Do we seek commonalities or do we focus on differences? Unite or divide? This, to me, is the underlying issue.
The sad old joke of a Jew rescued from a desert island. He had built two synagogues. “Why two?” he is asked. “There I don’t go!” he replies, pointing to one of the structures.
To the antisemite, nuances don’t matter. Someone whose paternal grandfather was Jewish and thus carries a Jewish-sounding name is a target,while someone who is halachically Jewish because of their maternal grandmother may be ignored because their progenitor intermarried and they carry a gentile name. At 50,000 feet the definitions get obscured. The Jew who never sees the inside of a shul and the Jew who davens three times daily are each vilified.

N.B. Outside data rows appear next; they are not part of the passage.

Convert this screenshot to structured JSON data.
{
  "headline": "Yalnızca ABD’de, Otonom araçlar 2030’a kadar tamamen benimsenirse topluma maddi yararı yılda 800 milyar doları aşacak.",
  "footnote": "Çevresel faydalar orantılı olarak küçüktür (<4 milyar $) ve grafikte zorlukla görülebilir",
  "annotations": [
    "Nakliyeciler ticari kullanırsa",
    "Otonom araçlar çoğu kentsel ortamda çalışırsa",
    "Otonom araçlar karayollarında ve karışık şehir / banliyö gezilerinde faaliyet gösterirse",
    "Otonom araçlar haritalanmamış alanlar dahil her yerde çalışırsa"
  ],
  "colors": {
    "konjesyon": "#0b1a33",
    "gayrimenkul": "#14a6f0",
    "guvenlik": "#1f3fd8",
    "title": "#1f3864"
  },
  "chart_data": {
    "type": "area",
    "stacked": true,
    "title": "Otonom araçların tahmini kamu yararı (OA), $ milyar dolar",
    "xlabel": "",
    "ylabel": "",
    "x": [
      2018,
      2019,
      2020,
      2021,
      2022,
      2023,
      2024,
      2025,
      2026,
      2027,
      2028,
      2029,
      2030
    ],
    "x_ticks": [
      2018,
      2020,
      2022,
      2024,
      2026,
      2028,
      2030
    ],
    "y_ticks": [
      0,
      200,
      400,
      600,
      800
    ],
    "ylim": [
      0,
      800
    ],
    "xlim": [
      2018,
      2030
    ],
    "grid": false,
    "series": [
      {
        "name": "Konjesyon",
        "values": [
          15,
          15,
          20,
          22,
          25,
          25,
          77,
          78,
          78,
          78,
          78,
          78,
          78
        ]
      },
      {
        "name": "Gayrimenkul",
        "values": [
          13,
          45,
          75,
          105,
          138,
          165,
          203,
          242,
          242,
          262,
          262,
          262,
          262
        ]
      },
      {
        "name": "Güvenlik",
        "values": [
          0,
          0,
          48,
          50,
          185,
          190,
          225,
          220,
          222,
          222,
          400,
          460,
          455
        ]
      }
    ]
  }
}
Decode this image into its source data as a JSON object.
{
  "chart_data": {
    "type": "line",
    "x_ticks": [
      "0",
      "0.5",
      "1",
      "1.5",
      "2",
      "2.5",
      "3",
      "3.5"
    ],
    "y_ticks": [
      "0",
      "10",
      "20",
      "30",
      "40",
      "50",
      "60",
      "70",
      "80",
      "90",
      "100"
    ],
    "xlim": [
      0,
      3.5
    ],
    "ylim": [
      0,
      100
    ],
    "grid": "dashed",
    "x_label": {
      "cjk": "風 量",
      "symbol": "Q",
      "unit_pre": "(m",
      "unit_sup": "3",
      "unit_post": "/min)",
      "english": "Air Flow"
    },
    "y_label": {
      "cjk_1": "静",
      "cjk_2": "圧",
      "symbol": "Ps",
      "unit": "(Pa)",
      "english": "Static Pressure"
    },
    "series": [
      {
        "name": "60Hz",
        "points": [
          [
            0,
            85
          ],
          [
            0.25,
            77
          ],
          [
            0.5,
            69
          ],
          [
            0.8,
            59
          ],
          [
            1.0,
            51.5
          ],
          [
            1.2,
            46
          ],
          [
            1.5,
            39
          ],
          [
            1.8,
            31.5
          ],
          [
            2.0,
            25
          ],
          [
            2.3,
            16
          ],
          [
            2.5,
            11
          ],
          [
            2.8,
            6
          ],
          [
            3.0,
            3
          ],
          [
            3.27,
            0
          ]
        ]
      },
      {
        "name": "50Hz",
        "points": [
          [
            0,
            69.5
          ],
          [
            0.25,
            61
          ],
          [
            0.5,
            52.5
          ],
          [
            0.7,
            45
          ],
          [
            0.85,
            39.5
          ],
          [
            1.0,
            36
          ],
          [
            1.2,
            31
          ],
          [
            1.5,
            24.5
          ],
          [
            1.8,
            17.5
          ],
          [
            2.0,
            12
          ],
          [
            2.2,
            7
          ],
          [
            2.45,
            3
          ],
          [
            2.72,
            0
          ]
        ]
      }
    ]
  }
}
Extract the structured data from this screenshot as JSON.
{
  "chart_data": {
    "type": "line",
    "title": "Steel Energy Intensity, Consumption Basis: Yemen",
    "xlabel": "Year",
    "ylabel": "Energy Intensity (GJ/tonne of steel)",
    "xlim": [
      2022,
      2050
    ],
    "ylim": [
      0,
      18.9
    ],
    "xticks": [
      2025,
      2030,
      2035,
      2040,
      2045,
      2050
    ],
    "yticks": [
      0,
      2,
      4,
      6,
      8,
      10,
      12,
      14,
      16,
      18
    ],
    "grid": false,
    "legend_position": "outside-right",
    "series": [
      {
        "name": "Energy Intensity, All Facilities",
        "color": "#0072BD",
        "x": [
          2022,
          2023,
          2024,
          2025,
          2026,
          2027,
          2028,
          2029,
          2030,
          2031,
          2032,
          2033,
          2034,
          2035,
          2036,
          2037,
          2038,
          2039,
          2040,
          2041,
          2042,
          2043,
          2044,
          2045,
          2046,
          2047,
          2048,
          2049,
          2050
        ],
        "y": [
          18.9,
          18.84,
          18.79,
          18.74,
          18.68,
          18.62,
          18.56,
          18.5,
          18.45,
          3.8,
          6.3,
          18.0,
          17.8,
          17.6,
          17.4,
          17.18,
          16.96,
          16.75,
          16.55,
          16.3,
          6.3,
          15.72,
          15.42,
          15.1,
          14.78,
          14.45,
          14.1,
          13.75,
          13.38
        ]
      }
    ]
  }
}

We as a community seem to relish adjectives and defining descriptors: Modern Orthodox, Mizrachi, TEFFB (Torah educated, frum from birth), Open Orthodox, Yeshivish, Lubavitch, Kipa Sruga … We dissect with relish.
I’ve been to communities where a Jew wearing overalls and a flannel shirt could daven next to a Jew wearing a kaputeh, and sadly, I’ve been to other communities whereupon seeing each other these two Jews would cross to the other side of the street to avoid greeting their fellow Jew.
In Northern New Jersey we have the luxury of choice—choice in schools, yeshivas, synagogues. Let’s not abuse our community by building fences instead of bridges.